When skijoring on level ground or up a hill, I've found that it's sometimes helpful if I "skate" (cross-country skiing style) in rhythm with the dog's gait to help ease the critter's load. On downhill stretches, however, the skijoring techniques become a bit more complicated. With the increased speed brought about by gravity, you run the risk of crashing into the hindquarters of your unsuspecting toter. So, try to decrease your downhill momentum by forming a "V" with the tips of the skis while also pushing outward from your ankles (the maneuver is called the "snowplow"). If that technique fails to slow you enough, straddle the dog as you come up behind it and — grasping its harness — push the animal forward while shoving yourself backwards. Finally, as a last resort, sit down in the trail and slide, being careful to keep your skis pointing forward. (As you become more agile, you'll be able to rise gracefully from this ignominious position by pulling the rope taut and using the dog's momentum to hoist yourself up as you reach the bottom of the hill.)
Of course, you'll also have to learn to stop quickly.
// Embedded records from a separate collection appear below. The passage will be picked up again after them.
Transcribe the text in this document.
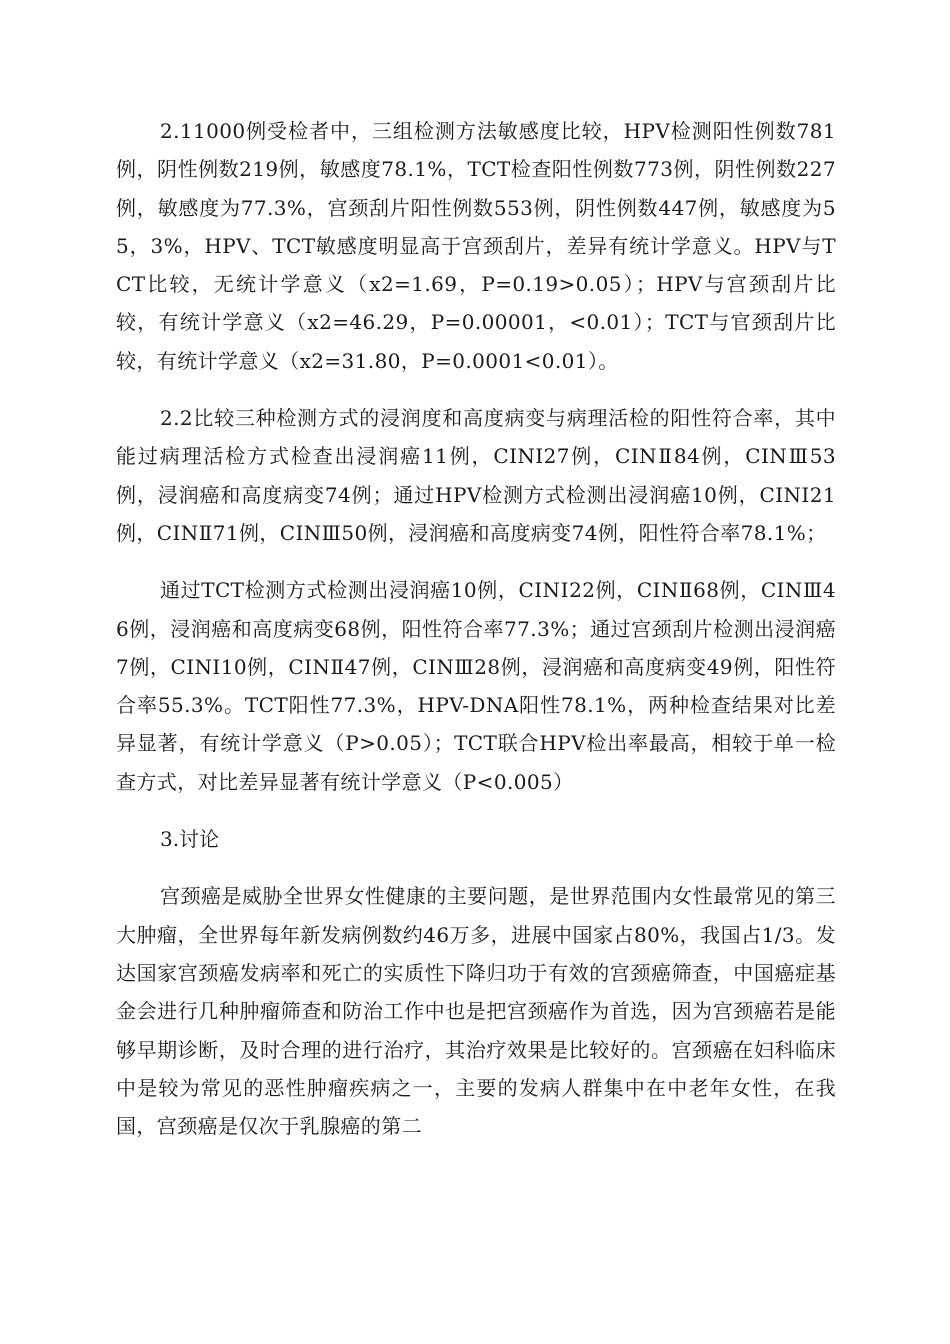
2.11000例受检者中，三组检测方法敏感度比较，HPV检测阳性例数781例，阴性例数219例，敏感度78.1%，TCT检查阳性例数773例，阴性例数227例，敏感度为77.3%，宫颈刮片阳性例数553例，阴性例数447例，敏感度为55，3%，HPV、TCT敏感度明显高于宫颈刮片，差异有统计学意义。HPV与TCT比较，无统计学意义（x2=1.69，P=0.19>0.05）；HPV与宫颈刮片比较，有统计学意义（x2=46.29，P=0.00001，<0.01）；TCT与官颈刮片比较，有统计学意义（x2=31.80，P=0.0001<0.01）。

2.2比较三种检测方式的浸润度和高度病变与病理活检的阳性符合率，其中能过病理活检方式检查出浸润癌11例，CINI27例，CINⅡ84例，CINⅢ53例，浸润癌和高度病变74例；通过HPV检测方式检测出浸润癌10例，CINI21例，CINⅡ71例，CINⅢ50例，浸润癌和高度病变74例，阳性符合率78.1%；

通过TCT检测方式检测出浸润癌10例，CINⅠ22例，CINⅡ68例，CINⅢ46例，浸润癌和高度病变68例，阳性符合率77.3%；通过宫颈刮片检测出浸润癌7例，CINI10例，CINⅡ47例，CINⅢ28例，浸润癌和高度病变49例，阳性符合率55.3%。TCT阳性77.3%，HPV-DNA阳性78.1%，两种检查结果对比差异显著，有统计学意义（P>0.05）；TCT联合HPV检出率最高，相较于单一检查方式，对比差异显著有统计学意义（P<0.005）

3.讨论

宫颈癌是威胁全世界女性健康的主要问题，是世界范围内女性最常见的第三大肿瘤，全世界每年新发病例数约46万多，进展中国家占80%，我国占1/3。发达国家宫颈癌发病率和死亡的实质性下降归功于有效的宫颈癌筛查，中国癌症基金会进行几种肿瘤筛查和防治工作中也是把宫颈癌作为首选，因为宫颈癌若是能够早期诊断，及时合理的进行治疗，其治疗效果是比较好的。宫颈癌在妇科临床中是较为常见的恶性肿瘤疾病之一，主要的发病人群集中在中老年女性，在我国，宫颈癌是仅次于乳腺癌的第二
There are several schools of thought as to the best method of doing this: One technique is to head off the trail into deep snow and hope that the increased drag will bring Fido to a stop. Unfortunately, this technique may very well result in your becoming buried in a drift while your suddenly unencumbered canine saunters on down the trail. Another tactic (this one is popular with beginners) is simply to sit down and drag the dog to a stop. (This is also a very good way to tear the seat off your pants.) I've concluded that the only really reliable stopping method is good prior training: Be sure that husky will halt on command, even if some particularly tempting critter happens to bound across the trail.
Once you become adept at skijoring with one dog, you may want to add a few more animals to the tow rope and increase your traveling speed. The typical hitch for a team of three puts one dog out in front, followed by a pair of animals trotting side by side. (Skiing with more than three beasts won't appreciably increase your speed and the added legs will tend to create confusion.)
With a three-dog setup you can undertake longer trips, hauling gear in a rucksack and in dog packs. In fact, you can even camp out overnight with your canine crew. Outings lasting more than a couple of days, though, require carrying a prohibitive quantity of dog rations.
Skijoring is full of challenges — steep hills, icy trails, loose dogs and unexpected turns and tumbles. It's also a tremendous amount of fun. So, if you yearn for an alternative to motorized winter travel and like the idea of taking off on an invigorating run with your dogs on a clear, crisp winter's morn, this sport might just be for you!